Personally, though, I don’t have the mental and emotional capacity to plan a response to a discipline issue on the spur of the moment during a transition. So, if I notice unwanted behavior patterns, I take a little time when the kids are asleep to make a plan. Then I post the plan where we can all see and remember it. Sticky notes are a portable way to do that.
They can also be used to keep track of progress. When we were moving out of India, things were all kinds of crazy. I quickly realized my kids were ignoring me. First, I sat them down and explained the need to listen better. Then, for two weeks, every time they came when we called them, we drew them a star on their own sticky note. And every time the sticky note accumulated 50 stars, we bought them ice cream cones– a huge deal for them because we don’t eat a lot of desserts!
This was easy for me to remember and implement, hard to lose because it fit in my back pocket, and motivating for my kids, who were really proud of themselves for listening well. Because in the end, they really wanted to listen and obey, but just like us, they got distracted with all the extra things they had to process and think about. They needed extra support, reminders, and patience from us as parents to help them succeed.
Although my kids love traveling, they often bicker when we are in transition. They usually need one of several things: a break from each other, more one-on-one time with Mom or Dad, or quality time with each other. The problem is, it can be difficult to find time for these things during transitions.

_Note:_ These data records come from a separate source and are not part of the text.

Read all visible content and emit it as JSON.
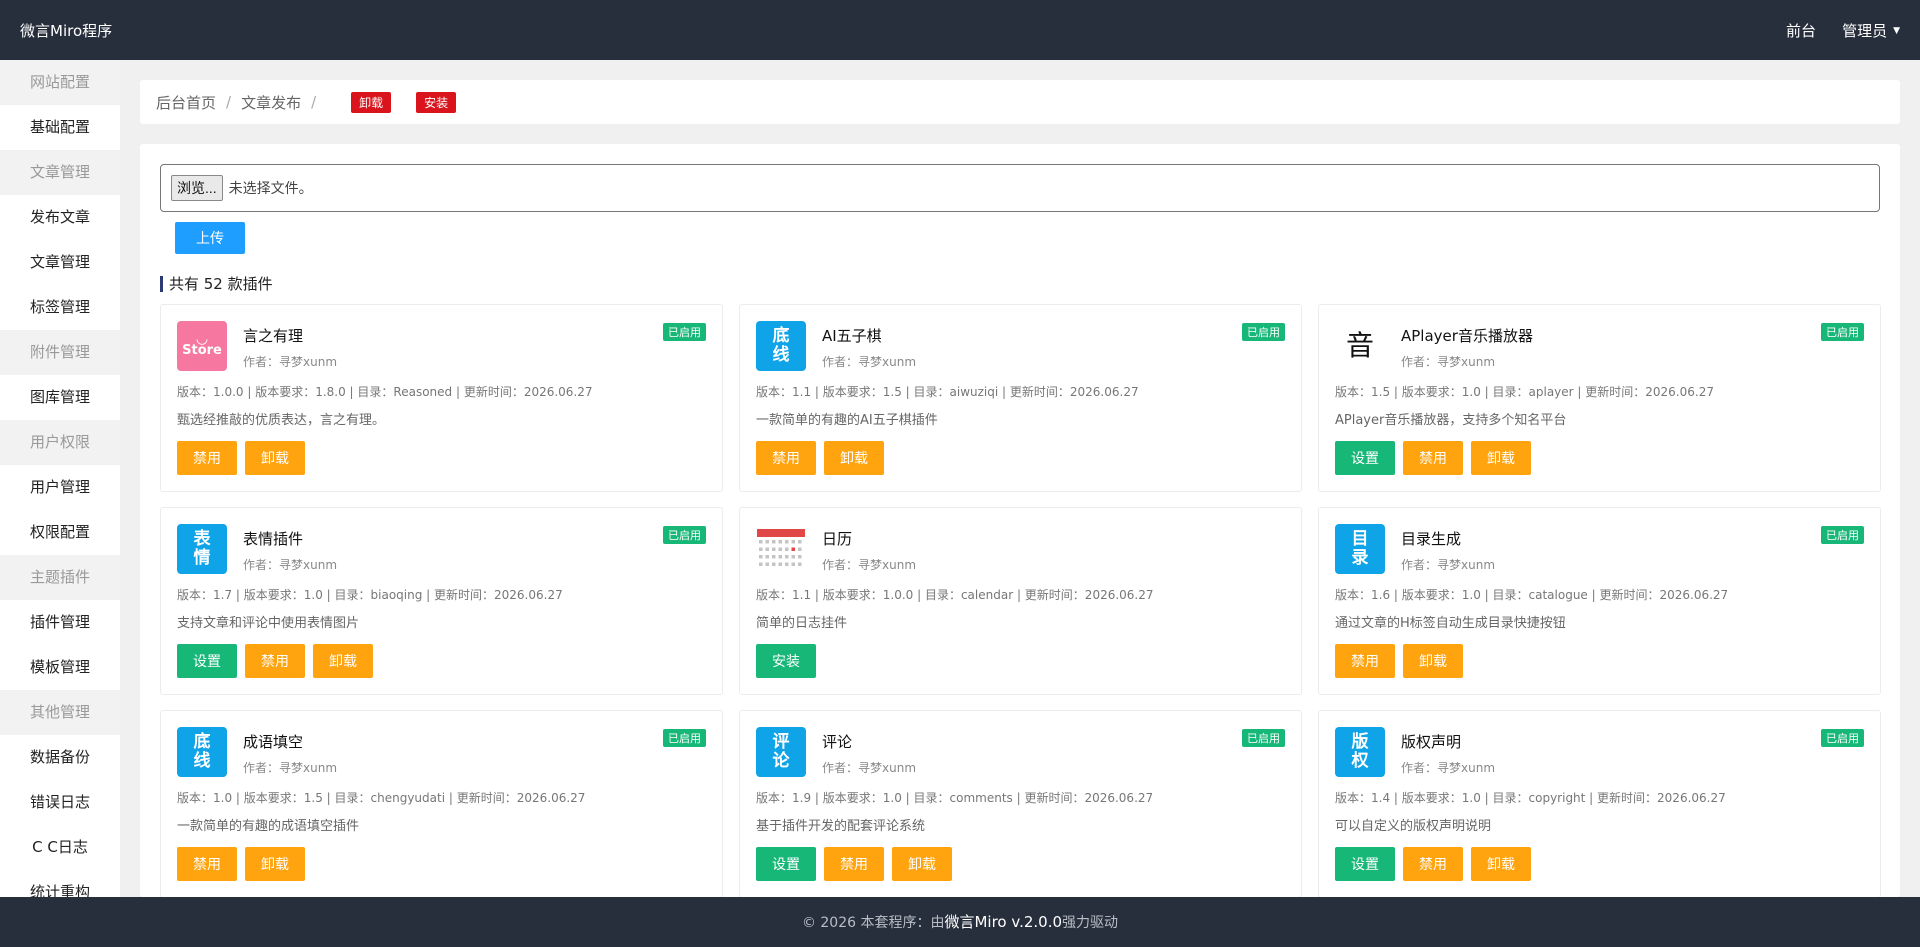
{
  "header": {
    "brand": "微言Miro程序",
    "nav": [
      "前台",
      "管理员"
    ]
  },
  "sidebar": [
    {
      "type": "group",
      "label": "网站配置"
    },
    {
      "type": "item",
      "label": "基础配置"
    },
    {
      "type": "group",
      "label": "文章管理"
    },
    {
      "type": "item",
      "label": "发布文章"
    },
    {
      "type": "item",
      "label": "文章管理"
    },
    {
      "type": "item",
      "label": "标签管理"
    },
    {
      "type": "group",
      "label": "附件管理"
    },
    {
      "type": "item",
      "label": "图库管理"
    },
    {
      "type": "group",
      "label": "用户权限"
    },
    {
      "type": "item",
      "label": "用户管理"
    },
    {
      "type": "item",
      "label": "权限配置"
    },
    {
      "type": "group",
      "label": "主题插件"
    },
    {
      "type": "item",
      "label": "插件管理"
    },
    {
      "type": "item",
      "label": "模板管理"
    },
    {
      "type": "group",
      "label": "其他管理"
    },
    {
      "type": "item",
      "label": "数据备份"
    },
    {
      "type": "item",
      "label": "错误日志"
    },
    {
      "type": "item",
      "label": "C C日志"
    },
    {
      "type": "item",
      "label": "统计重构"
    }
  ],
  "breadcrumb": {
    "home": "后台首页",
    "current": "文章发布",
    "sep": "/",
    "tags": [
      "卸载",
      "安装"
    ]
  },
  "upload": {
    "browse": "浏览...",
    "no_file": "未选择文件。",
    "button": "上传"
  },
  "count_title": "共有 52 款插件",
  "plugins": [
    {
      "name": "言之有理",
      "author": "作者：寻梦xunm",
      "badge": "已启用",
      "meta": "版本：1.0.0 | 版本要求：1.8.0 | 目录：Reasoned | 更新时间：2026.06.27",
      "desc": "甄选经推敲的优质表达，言之有理。",
      "icon": {
        "style": "store-icon",
        "text": "Store"
      },
      "buttons": [
        {
          "label": "禁用",
          "color": "orange"
        },
        {
          "label": "卸载",
          "color": "orange"
        }
      ]
    },
    {
      "name": "AI五子棋",
      "author": "作者：寻梦xunm",
      "badge": "已启用",
      "meta": "版本：1.1 | 版本要求：1.5 | 目录：aiwuziqi | 更新时间：2026.06.27",
      "desc": "一款简单的有趣的AI五子棋插件",
      "icon": {
        "style": "text-icon",
        "text": "底 线"
      },
      "buttons": [
        {
          "label": "禁用",
          "color": "orange"
        },
        {
          "label": "卸载",
          "color": "orange"
        }
      ]
    },
    {
      "name": "APlayer音乐播放器",
      "author": "作者：寻梦xunm",
      "badge": "已启用",
      "meta": "版本：1.5 | 版本要求：1.0 | 目录：aplayer | 更新时间：2026.06.27",
      "desc": "APlayer音乐播放器，支持多个知名平台",
      "icon": {
        "style": "plain-icon",
        "text": "音"
      },
      "buttons": [
        {
          "label": "设置",
          "color": "green"
        },
        {
          "label": "禁用",
          "color": "orange"
        },
        {
          "label": "卸载",
          "color": "orange"
        }
      ]
    },
    {
      "name": "表情插件",
      "author": "作者：寻梦xunm",
      "badge": "已启用",
      "meta": "版本：1.7 | 版本要求：1.0 | 目录：biaoqing | 更新时间：2026.06.27",
      "desc": "支持文章和评论中使用表情图片",
      "icon": {
        "style": "text-icon",
        "text": "表 情"
      },
      "buttons": [
        {
          "label": "设置",
          "color": "green"
        },
        {
          "label": "禁用",
          "color": "orange"
        },
        {
          "label": "卸载",
          "color": "orange"
        }
      ]
    },
    {
      "name": "日历",
      "author": "作者：寻梦xunm",
      "badge": "",
      "meta": "版本：1.1 | 版本要求：1.0.0 | 目录：calendar | 更新时间：2026.06.27",
      "desc": "简单的日志挂件",
      "icon": {
        "style": "calendar-icon",
        "text": ""
      },
      "buttons": [
        {
          "label": "安装",
          "color": "green"
        }
      ]
    },
    {
      "name": "目录生成",
      "author": "作者：寻梦xunm",
      "badge": "已启用",
      "meta": "版本：1.6 | 版本要求：1.0 | 目录：catalogue | 更新时间：2026.06.27",
      "desc": "通过文章的H标签自动生成目录快捷按钮",
      "icon": {
        "style": "text-icon",
        "text": "目 录"
      },
      "buttons": [
        {
          "label": "禁用",
          "color": "orange"
        },
        {
          "label": "卸载",
          "color": "orange"
        }
      ]
    },
    {
      "name": "成语填空",
      "author": "作者：寻梦xunm",
      "badge": "已启用",
      "meta": "版本：1.0 | 版本要求：1.5 | 目录：chengyudati | 更新时间：2026.06.27",
      "desc": "一款简单的有趣的成语填空插件",
      "icon": {
        "style": "text-icon",
        "text": "底 线"
      },
      "buttons": [
        {
          "label": "禁用",
          "color": "orange"
        },
        {
          "label": "卸载",
          "color": "orange"
        }
      ]
    },
    {
      "name": "评论",
      "author": "作者：寻梦xunm",
      "badge": "已启用",
      "meta": "版本：1.9 | 版本要求：1.0 | 目录：comments | 更新时间：2026.06.27",
      "desc": "基于插件开发的配套评论系统",
      "icon": {
        "style": "text-icon",
        "text": "评 论"
      },
      "buttons": [
        {
          "label": "设置",
          "color": "green"
        },
        {
          "label": "禁用",
          "color": "orange"
        },
        {
          "label": "卸载",
          "color": "orange"
        }
      ]
    },
    {
      "name": "版权声明",
      "author": "作者：寻梦xunm",
      "badge": "已启用",
      "meta": "版本：1.4 | 版本要求：1.0 | 目录：copyright | 更新时间：2026.06.27",
      "desc": "可以自定义的版权声明说明",
      "icon": {
        "style": "text-icon",
        "text": "版 权"
      },
      "buttons": [
        {
          "label": "设置",
          "color": "green"
        },
        {
          "label": "禁用",
          "color": "orange"
        },
        {
          "label": "卸载",
          "color": "orange"
        }
      ]
    }
  ],
  "footer": {
    "prefix": "© 2026 本套程序：由",
    "version": "微言Miro v.2.0.0",
    "suffix": "强力驱动"
  }
}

My husband and I discovered a pocket of precious time hiding right under our noses. One day while on a long flight, we decided to play with our kids instead of watching in-flight entertainment. We found that airplanes are a surprisingly great place to get one-on-one time with children. It’s a small investment of time, but it goes a long way toward filling their love cups.
You could try playing tic-tac-toe or other games with your sticky notes, writing down things you’re thankful for, listing things you loved about the place you’re leaving, or sketching out plans for the next place. My personal favorite is to secretly brainstorm how to be a blessing to the other sibling(s). You could help a child write affirmations for his siblings and hide them in his stuff when he gets up to use the restroom. Or, using your sticky notes again, you could make animated “movie” flip books.

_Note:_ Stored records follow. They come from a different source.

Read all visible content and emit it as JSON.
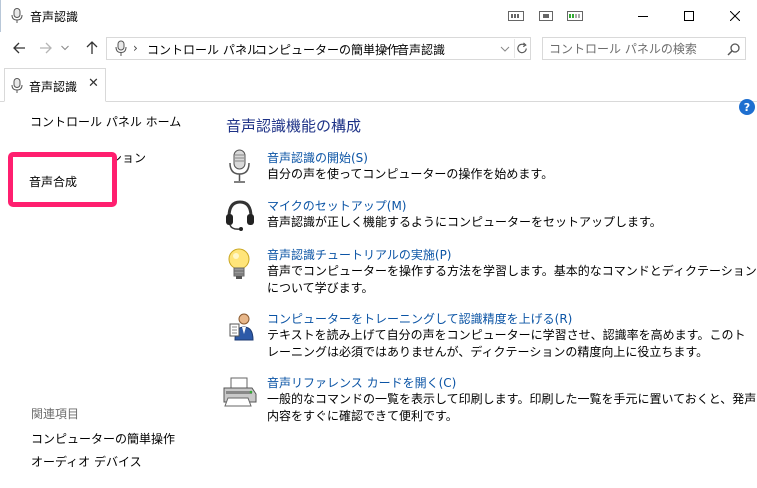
{
  "window": {
    "title": "音声認識"
  },
  "address": {
    "crumbs": [
      "コントロール パネル",
      "コンピューターの簡単操作",
      "音声認識"
    ],
    "search_placeholder": "コントロール パネルの検索"
  },
  "tab": {
    "label": "音声認識"
  },
  "left": {
    "home": "コントロール パネル ホーム",
    "hidden_option": "オプション",
    "tts": "音声合成",
    "related_header": "関連項目",
    "related": [
      "コンピューターの簡単操作",
      "オーディオ デバイス"
    ]
  },
  "main": {
    "heading": "音声認識機能の構成",
    "items": [
      {
        "icon": "microphone-icon",
        "link": "音声認識の開始(S)",
        "desc": "自分の声を使ってコンピューターの操作を始めます。"
      },
      {
        "icon": "headset-icon",
        "link": "マイクのセットアップ(M)",
        "desc": "音声認識が正しく機能するようにコンピューターをセットアップします。"
      },
      {
        "icon": "lightbulb-icon",
        "link": "音声認識チュートリアルの実施(P)",
        "desc": "音声でコンピューターを操作する方法を学習します。基本的なコマンドとディクテーションについて学びます。"
      },
      {
        "icon": "user-training-icon",
        "link": "コンピューターをトレーニングして認識精度を上げる(R)",
        "desc": "テキストを読み上げて自分の声をコンピューターに学習させ、認識率を高めます。このトレーニングは必須ではありませんが、ディクテーションの精度向上に役立ちます。"
      },
      {
        "icon": "printer-icon",
        "link": "音声リファレンス カードを開く(C)",
        "desc": "一般的なコマンドの一覧を表示して印刷します。印刷した一覧を手元に置いておくと、発声内容をすぐに確認できて便利です。"
      }
    ]
  },
  "colors": {
    "link": "#0b54a5",
    "heading": "#1e3287",
    "highlight": "#ff1f6f"
  }
}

We all have more fun and arrive more emotionally fulfilled if we play with our kids in airports and on airplanes.
Seedlings in Transition
When my family lived in the mountains of India, I used to ride my bike up our Himalayan valley to a shop near a carved wooden temple. There a man stood selling seedlings. He would wait all day, whether it was raining or dry, hot or cool. Next to him, on a tarp on the ground, sat seedlings, their roots wrapped in dirt and a wet piece of newspaper. Those seedlings survived days of waiting and a jostling ride in my backpack until I could get them home and plant them in the good soil of my garden.
Transitions aren’t easy on children — or parents. We won’t always handle disruptions perfectly, and we won’t always have easy solutions to problems. But with Jesus and some sticky notes (or whatever method works for you) we can wrap our fragile little ones in a stable family environment, so they can bloom wherever, and whenever, they are planted.